Metadata Reference Table
| Creator / Producer Value | Origin | Verdict |
|---|---|---|
| Finacle, Infosys Finacle | Core banking — Infosys (HDFC, Union Bank, others) | Clean |
| Flexcube, Oracle FLEXCUBE | Core banking — Oracle (ICICI, SBI, PNB, others) | Clean |
| iText, iTextSharp | PDF library used in banking software | Clean |
| Crystal Reports, SAP Crystal | Enterprise report generation | Clean |
| Temenos T24, Temenos Transact | Core banking — Temenos | Clean |
| ReportLab, FPDF | Python/PHP PDF libraries, sometimes used in bank portals | Clean |
| iLovePDF, Smallpdf, PDF2Go | Online consumer PDF editing services | Flagged |
| Adobe Acrobat DC (edit mode) | Desktop PDF editor | Flagged |
| Foxit PDF Editor, Foxit PhantomPDF | Desktop PDF editor | Flagged |
| LibreOffice Draw, LibreOffice Writer | Open-source desktop office suite | Flagged |
| Microsoft Word, Microsoft Print to PDF | Consumer document software | Flagged |
| (blank or stripped) | Metadata removed — may indicate deliberate scrubbing | Unknown — review |
India-Specific Context
India’s banking sector presents a wide range of metadata patterns.
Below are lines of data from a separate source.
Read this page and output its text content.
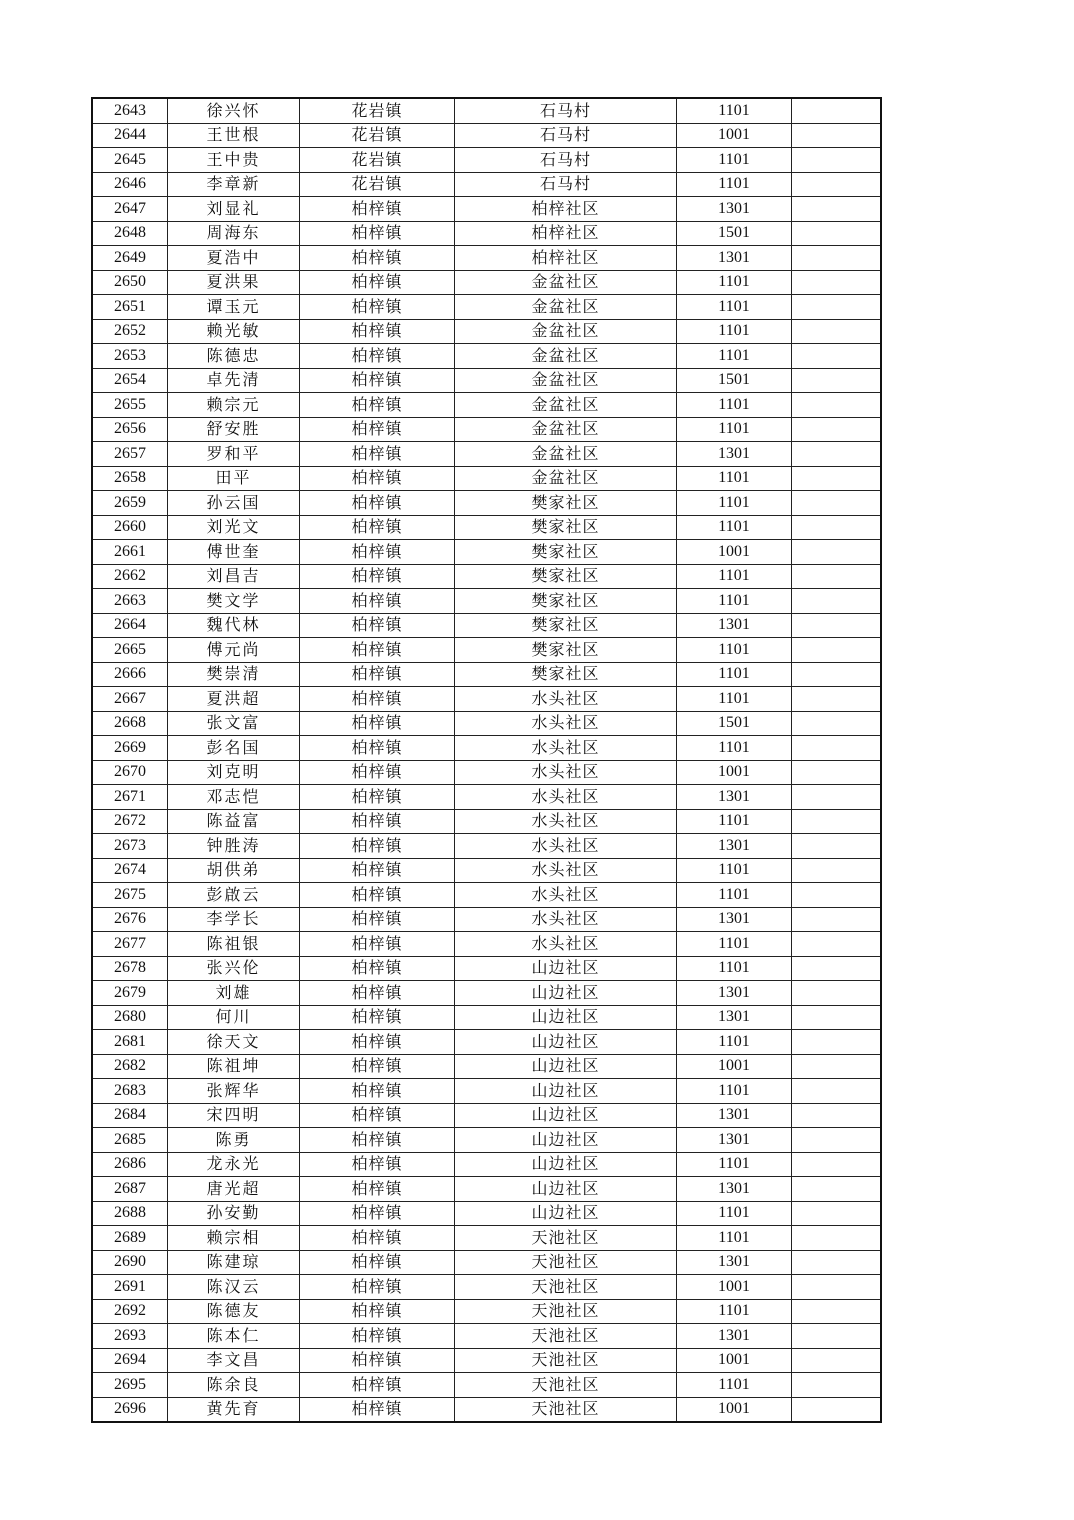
2643	徐兴怀	花岩镇	石马村	1101	
2644	王世根	花岩镇	石马村	1001	
2645	王中贵	花岩镇	石马村	1101	
2646	李章新	花岩镇	石马村	1101	
2647	刘显礼	柏梓镇	柏梓社区	1301	
2648	周海东	柏梓镇	柏梓社区	1501	
2649	夏浩中	柏梓镇	柏梓社区	1301	
2650	夏洪果	柏梓镇	金盆社区	1101	
2651	谭玉元	柏梓镇	金盆社区	1101	
2652	赖光敏	柏梓镇	金盆社区	1101	
2653	陈德忠	柏梓镇	金盆社区	1101	
2654	卓先清	柏梓镇	金盆社区	1501	
2655	赖宗元	柏梓镇	金盆社区	1101	
2656	舒安胜	柏梓镇	金盆社区	1101	
2657	罗和平	柏梓镇	金盆社区	1301	
2658	田平	柏梓镇	金盆社区	1101	
2659	孙云国	柏梓镇	樊家社区	1101	
2660	刘光文	柏梓镇	樊家社区	1101	
2661	傅世奎	柏梓镇	樊家社区	1001	
2662	刘昌吉	柏梓镇	樊家社区	1101	
2663	樊文学	柏梓镇	樊家社区	1101	
2664	魏代林	柏梓镇	樊家社区	1301	
2665	傅元尚	柏梓镇	樊家社区	1101	
2666	樊崇清	柏梓镇	樊家社区	1101	
2667	夏洪超	柏梓镇	水头社区	1101	
2668	张文富	柏梓镇	水头社区	1501	
2669	彭名国	柏梓镇	水头社区	1101	
2670	刘克明	柏梓镇	水头社区	1001	
2671	邓志恺	柏梓镇	水头社区	1301	
2672	陈益富	柏梓镇	水头社区	1101	
2673	钟胜涛	柏梓镇	水头社区	1301	
2674	胡供弟	柏梓镇	水头社区	1101	
2675	彭啟云	柏梓镇	水头社区	1101	
2676	李学长	柏梓镇	水头社区	1301	
2677	陈祖银	柏梓镇	水头社区	1101	
2678	张兴伦	柏梓镇	山边社区	1101	
2679	刘雄	柏梓镇	山边社区	1301	
2680	何川	柏梓镇	山边社区	1301	
2681	徐天文	柏梓镇	山边社区	1101	
2682	陈祖坤	柏梓镇	山边社区	1001	
2683	张辉华	柏梓镇	山边社区	1101	
2684	宋四明	柏梓镇	山边社区	1301	
2685	陈勇	柏梓镇	山边社区	1301	
2686	龙永光	柏梓镇	山边社区	1101	
2687	唐光超	柏梓镇	山边社区	1301	
2688	孙安勤	柏梓镇	山边社区	1101	
2689	赖宗相	柏梓镇	天池社区	1101	
2690	陈建琼	柏梓镇	天池社区	1301	
2691	陈汉云	柏梓镇	天池社区	1001	
2692	陈德友	柏梓镇	天池社区	1101	
2693	陈本仁	柏梓镇	天池社区	1301	
2694	李文昌	柏梓镇	天池社区	1001	
2695	陈余良	柏梓镇	天池社区	1101	
2696	黄先育	柏梓镇	天池社区	1001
HDFC Bank statements typically carry Finacle or iText signatures. ICICI Bank statements commonly show Oracle FLEXCUBE or Jasper Reports. SBI statements vary by branch reporting system but consistently carry known banking software signatures.
Co-operative banks and Regional Rural Banks (RRBs) present more variability. Some generate statements through third-party reporting software that produces legitimate but less recognisable Creator values. In these cases, the metadata verdict is classified as Unknown rather than Flagged, and balance chain verification becomes the primary check.
The RBI Master Direction on KYC requires regulated entities to verify the authenticity of documents submitted by customers. Metadata inspection is one structured way to satisfy that verification obligation for digitally submitted bank statements.
Automated bank statement fraud detection that inspects PDF metadata on every uploaded file gives credit teams a consistent, documented check — one that applies the same standard to every file rather than relying on an analyst’s memory to check document properties.
The bank statement analysis platform runs metadata inspection as part of a layered fraud signal review that also covers balance chain verification, transaction date anomalies, and digit-pattern forensics — so no single signal is relied on as a sole indicator.